もうひとつ、「パシフィック・リム」を見て、日本の怪獣や、ロボットアニメをリスペクトしてくれるのは本当にありがたいけど、それを日本人のクリエイターが諸手をあげて喜んでいてはダメだろうと思ったんです。特に、樋口(真嗣)さん(笑)。「パシフィック・リム」のような映像こそ我々が作らなきゃならないだろうと日本のクリエイターに向けて、ふんどしのひもを締める意味で、大赤字を覚悟してつくったのが、「evangelion:Another Impact」なんです。樋口さんはそれに答えたつもりは毛頭ないと思いますが、「シン・ゴジラ」で、日本発の素晴らしい映像をつくってくれました。感涙モノでした。
── 一連の作品を拝見していて、やはり荒牧監督は立派なメカフェチで、それが創作の動機なのかなと思うのですが、いかかでしょう? 荒牧 もともとメカデザイナーとして出発しましたから、メカを描きたい!という衝動が根本にあるのは、今でも変わっていません。だけど最近、ハリウッド映画や、海外のトップクラスのゲームのメカ表現がすごいでしょう? CGやプレビズの発展もあって、どこまでも緻密に、あらゆる才能を集結してつくっています。「アイアンマン」などを見ていると、80年代に僕たちが手描きでやっていたような表現を、理想的な形で実写化している。「タイタンフォール」や「ホライズン・ゼロ」などのゲームのCGも、予算も時間も才能も十分にかけて、リアルタイム(レンダリング)ですごいクオリティを実現している。しかも海外のファンは、そういう映像をどん欲に欲しています。その状況下で、自分たちは何か新しい物を生み出していきたいし、見てくれる人を驚かせ、楽しませたい。それにトライするのは、なかなか大変です。焦っているわけではないけど、いま一度、僕たちも初心にかえって、さらに知恵を絞っていかないといけませんね。

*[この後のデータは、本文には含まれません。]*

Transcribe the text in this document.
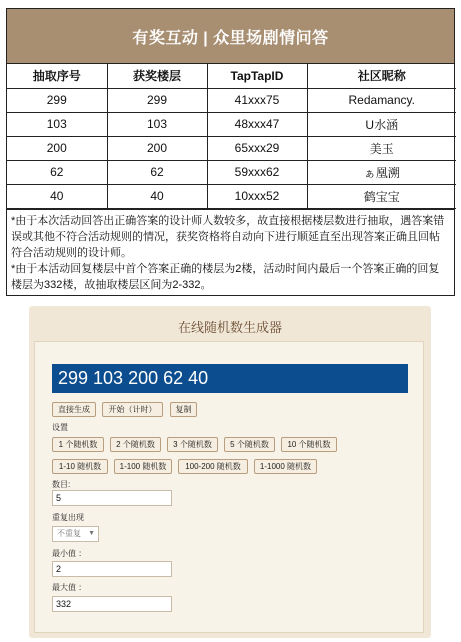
有奖互动 | 众里场剧情问答
抽取序号	获奖楼层	TapTapID	社区昵称
299	299	41xxx75	Redamancy.
103	103	48xxx47	U水涵
200	200	65xxx29	美玉
62	62	59xxx62	ぁ凰溯
40	40	10xxx52	鹤宝宝
*由于本次活动回答出正确答案的设计师人数较多，故直接根据楼层数进行抽取，遇答案错误或其他不符合活动规则的情况，获奖资格将自动向下进行顺延直至出现答案正确且回帖符合活动规则的设计师。
*由于本活动回复楼层中首个答案正确的楼层为2楼，活动时间内最后一个答案正确的回复楼层为332楼，故抽取楼层区间为2-332。
在线随机数生成器
299 103 200 62 40
直接生成	开始（计时）	复制
设置
1 个随机数	2 个随机数	3 个随机数	5 个随机数	10 个随机数
1-10 随机数	1-100 随机数	100-200 随机数	1-1000 随机数
数目:
5
重复出现
不重复 ▼
最小值 ：
2
最大值 ：
332
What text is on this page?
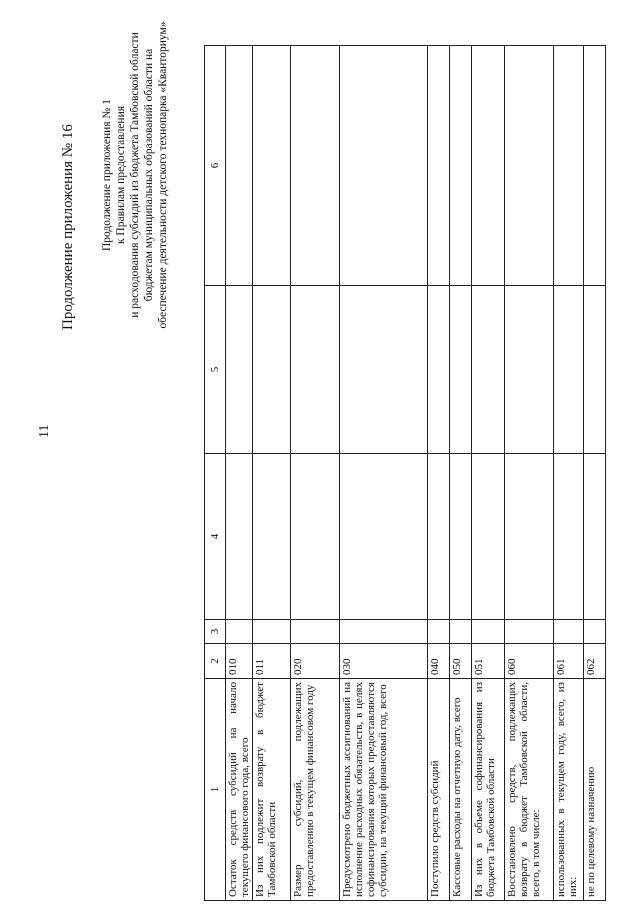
11
Продолжение приложения № 16 Продолжение приложения № 1 к Правилам предоставления и расходования субсидий из бюджета Тамбовской области бюджетам муниципальных образований области на обеспечение деятельности детского технопарка «Кванториум»
1	2	3	4	5	6
Остаток средств субсидий на начало текущего финансового года, всего	010				
Из них подлежит возврату в бюджет Тамбовской области	011				
Размер субсидий, подлежащих предоставлению в текущем финансовом году	020				
Предусмотрено бюджетных ассигнований на исполнение расходных обязательств, в целях софинансирования которых предоставляются субсидии, на текущий финансовый год, всего	030				
Поступило средств субсидий	040				
Кассовые расходы на отчетную дату, всего	050				
Из них в объеме софинансирования из бюджета Тамбовской области	051				
Восстановлено средств, подлежащих возврату в бюджет Тамбовской области, всего, в том числе:	060				
использованных в текущем году, всего, из них:	061				
не по целевому назначению	062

── 劇場アニメや深夜アニメで、2Dルックの3DCGが増えていますが、どう思いますか? 荒牧 あれはあれでよくできているし、アニメを好きな人たちがやっているんだろうから、ひとつの形としてアリだと思います。僕ももちろんアニメは好きなんですが、やっぱり今までやってきたノウハウや面白かったことを生かして、それをアニメに落としこんでいけないかな、と考えています。
具体的に言うと、ひとつは、モーションキャプチャをフルに使ったアニメーションと、手づけのアニメーションの良いところをミックスしていきたいんです。いい俳優さんを選んで、彼らのアイデアも反映させながら、モーションキャプチャの段階で、演技や芝居を練りこんでいく。その演技を丸ごとモーションキャプチャで、デジタル・キャラクターに写しとり,ドラマをつくっていく。そのフローにおいても、アニメーターはもちろん重要です。モーションキャプチャでは足りない部分、アクションとか、表情とか細かい演技とか、そういった部分をアニメーターが足し引きしながら作っていく。その作業がすごく面白いんです。いまと同じことを次回の企画で、神山さんを誘うときにも話したんです。彼も、なにか新しい手ごたえを感じてくれるんじゃないかと思っています 。